LIVERPOOL, ENGLAND - Saturday, September 21, 2013: Liverpool supporters on the Spion Kop look dejected as they watch their side lose 1-0 to Southampton during the Premiership match at Anfield. (Pic by David Rawcliffe/Propaganda)

If Liverpool Football Club used just their TV revenue from just one season (2013/14), they could pay for every single season ticket holder to attend every single game of the season. Not once. Not twice. But THREE times over.

Just let that sink in for a second.

These stats may not be 100% correct and I’ll admit I’ve used my personal experience as an example so as to construct this small piece, which aren’t exactly flawless. What it does provide is an indication to scale of income that a top football club can make. Yet what is even more disturbing is how a club can make so much, and fail to carefully consider the fans.

What fans need now are answers. What they need is a clarity. A clarity from the Premier League and from the owners and chairmen which run these institutions. Yes football has become a business, yes it had to progress but what it cannot ever do is lose sight of why it is there in the first place. You lose the one factor which celebrates its very being and you lose the soul which lives and dies by it every single day of the week.
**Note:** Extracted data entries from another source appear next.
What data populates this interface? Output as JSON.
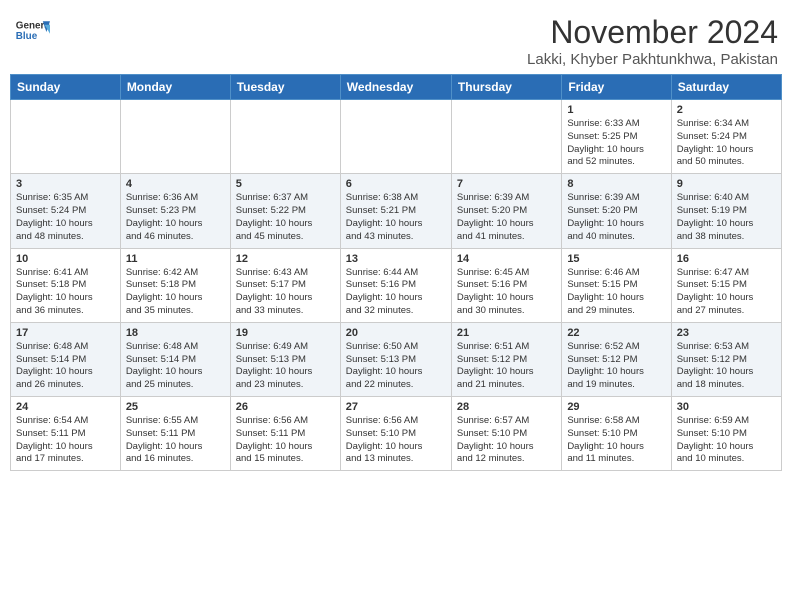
{
  "header": {
    "logo_line1": "General",
    "logo_line2": "Blue",
    "month": "November 2024",
    "location": "Lakki, Khyber Pakhtunkhwa, Pakistan"
  },
  "weekdays": [
    "Sunday",
    "Monday",
    "Tuesday",
    "Wednesday",
    "Thursday",
    "Friday",
    "Saturday"
  ],
  "weeks": [
    [
      {
        "day": "",
        "info": ""
      },
      {
        "day": "",
        "info": ""
      },
      {
        "day": "",
        "info": ""
      },
      {
        "day": "",
        "info": ""
      },
      {
        "day": "",
        "info": ""
      },
      {
        "day": "1",
        "info": "Sunrise: 6:33 AM\nSunset: 5:25 PM\nDaylight: 10 hours\nand 52 minutes."
      },
      {
        "day": "2",
        "info": "Sunrise: 6:34 AM\nSunset: 5:24 PM\nDaylight: 10 hours\nand 50 minutes."
      }
    ],
    [
      {
        "day": "3",
        "info": "Sunrise: 6:35 AM\nSunset: 5:24 PM\nDaylight: 10 hours\nand 48 minutes."
      },
      {
        "day": "4",
        "info": "Sunrise: 6:36 AM\nSunset: 5:23 PM\nDaylight: 10 hours\nand 46 minutes."
      },
      {
        "day": "5",
        "info": "Sunrise: 6:37 AM\nSunset: 5:22 PM\nDaylight: 10 hours\nand 45 minutes."
      },
      {
        "day": "6",
        "info": "Sunrise: 6:38 AM\nSunset: 5:21 PM\nDaylight: 10 hours\nand 43 minutes."
      },
      {
        "day": "7",
        "info": "Sunrise: 6:39 AM\nSunset: 5:20 PM\nDaylight: 10 hours\nand 41 minutes."
      },
      {
        "day": "8",
        "info": "Sunrise: 6:39 AM\nSunset: 5:20 PM\nDaylight: 10 hours\nand 40 minutes."
      },
      {
        "day": "9",
        "info": "Sunrise: 6:40 AM\nSunset: 5:19 PM\nDaylight: 10 hours\nand 38 minutes."
      }
    ],
    [
      {
        "day": "10",
        "info": "Sunrise: 6:41 AM\nSunset: 5:18 PM\nDaylight: 10 hours\nand 36 minutes."
      },
      {
        "day": "11",
        "info": "Sunrise: 6:42 AM\nSunset: 5:18 PM\nDaylight: 10 hours\nand 35 minutes."
      },
      {
        "day": "12",
        "info": "Sunrise: 6:43 AM\nSunset: 5:17 PM\nDaylight: 10 hours\nand 33 minutes."
      },
      {
        "day": "13",
        "info": "Sunrise: 6:44 AM\nSunset: 5:16 PM\nDaylight: 10 hours\nand 32 minutes."
      },
      {
        "day": "14",
        "info": "Sunrise: 6:45 AM\nSunset: 5:16 PM\nDaylight: 10 hours\nand 30 minutes."
      },
      {
        "day": "15",
        "info": "Sunrise: 6:46 AM\nSunset: 5:15 PM\nDaylight: 10 hours\nand 29 minutes."
      },
      {
        "day": "16",
        "info": "Sunrise: 6:47 AM\nSunset: 5:15 PM\nDaylight: 10 hours\nand 27 minutes."
      }
    ],
    [
      {
        "day": "17",
        "info": "Sunrise: 6:48 AM\nSunset: 5:14 PM\nDaylight: 10 hours\nand 26 minutes."
      },
      {
        "day": "18",
        "info": "Sunrise: 6:48 AM\nSunset: 5:14 PM\nDaylight: 10 hours\nand 25 minutes."
      },
      {
        "day": "19",
        "info": "Sunrise: 6:49 AM\nSunset: 5:13 PM\nDaylight: 10 hours\nand 23 minutes."
      },
      {
        "day": "20",
        "info": "Sunrise: 6:50 AM\nSunset: 5:13 PM\nDaylight: 10 hours\nand 22 minutes."
      },
      {
        "day": "21",
        "info": "Sunrise: 6:51 AM\nSunset: 5:12 PM\nDaylight: 10 hours\nand 21 minutes."
      },
      {
        "day": "22",
        "info": "Sunrise: 6:52 AM\nSunset: 5:12 PM\nDaylight: 10 hours\nand 19 minutes."
      },
      {
        "day": "23",
        "info": "Sunrise: 6:53 AM\nSunset: 5:12 PM\nDaylight: 10 hours\nand 18 minutes."
      }
    ],
    [
      {
        "day": "24",
        "info": "Sunrise: 6:54 AM\nSunset: 5:11 PM\nDaylight: 10 hours\nand 17 minutes."
      },
      {
        "day": "25",
        "info": "Sunrise: 6:55 AM\nSunset: 5:11 PM\nDaylight: 10 hours\nand 16 minutes."
      },
      {
        "day": "26",
        "info": "Sunrise: 6:56 AM\nSunset: 5:11 PM\nDaylight: 10 hours\nand 15 minutes."
      },
      {
        "day": "27",
        "info": "Sunrise: 6:56 AM\nSunset: 5:10 PM\nDaylight: 10 hours\nand 13 minutes."
      },
      {
        "day": "28",
        "info": "Sunrise: 6:57 AM\nSunset: 5:10 PM\nDaylight: 10 hours\nand 12 minutes."
      },
      {
        "day": "29",
        "info": "Sunrise: 6:58 AM\nSunset: 5:10 PM\nDaylight: 10 hours\nand 11 minutes."
      },
      {
        "day": "30",
        "info": "Sunrise: 6:59 AM\nSunset: 5:10 PM\nDaylight: 10 hours\nand 10 minutes."
      }
    ]
  ]
}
Again, I talk from experience here, but I believe I’m very much part of the generation that believed football was an occasional treat, not an every week ritual that defined a weekend. Luckily I have escaped the feeling of couch watcher and transferred my passions into the stands on a weekly basis, albeit at a cost.

The phrase ‘saving football’ may be a slight overreaction, but it does feel like it’s nearing towards a cliff edge which could have catastrophic consequences. The people aren’t happy. They are disillusioned and the idea of what football was unfortunately is lost through a mist overzealous owners and conglomerate television companies.

When tickets outweigh the cost of living for the average fan, the ears of the ones who are responsible for making that happen must ring. There has to be realisation that a line has been crossed and before it’s too late, there has to be a sustainable plan for the future.

Whilst the future of football on the pitch is very much secure, the future of football in the stands remains to be seen.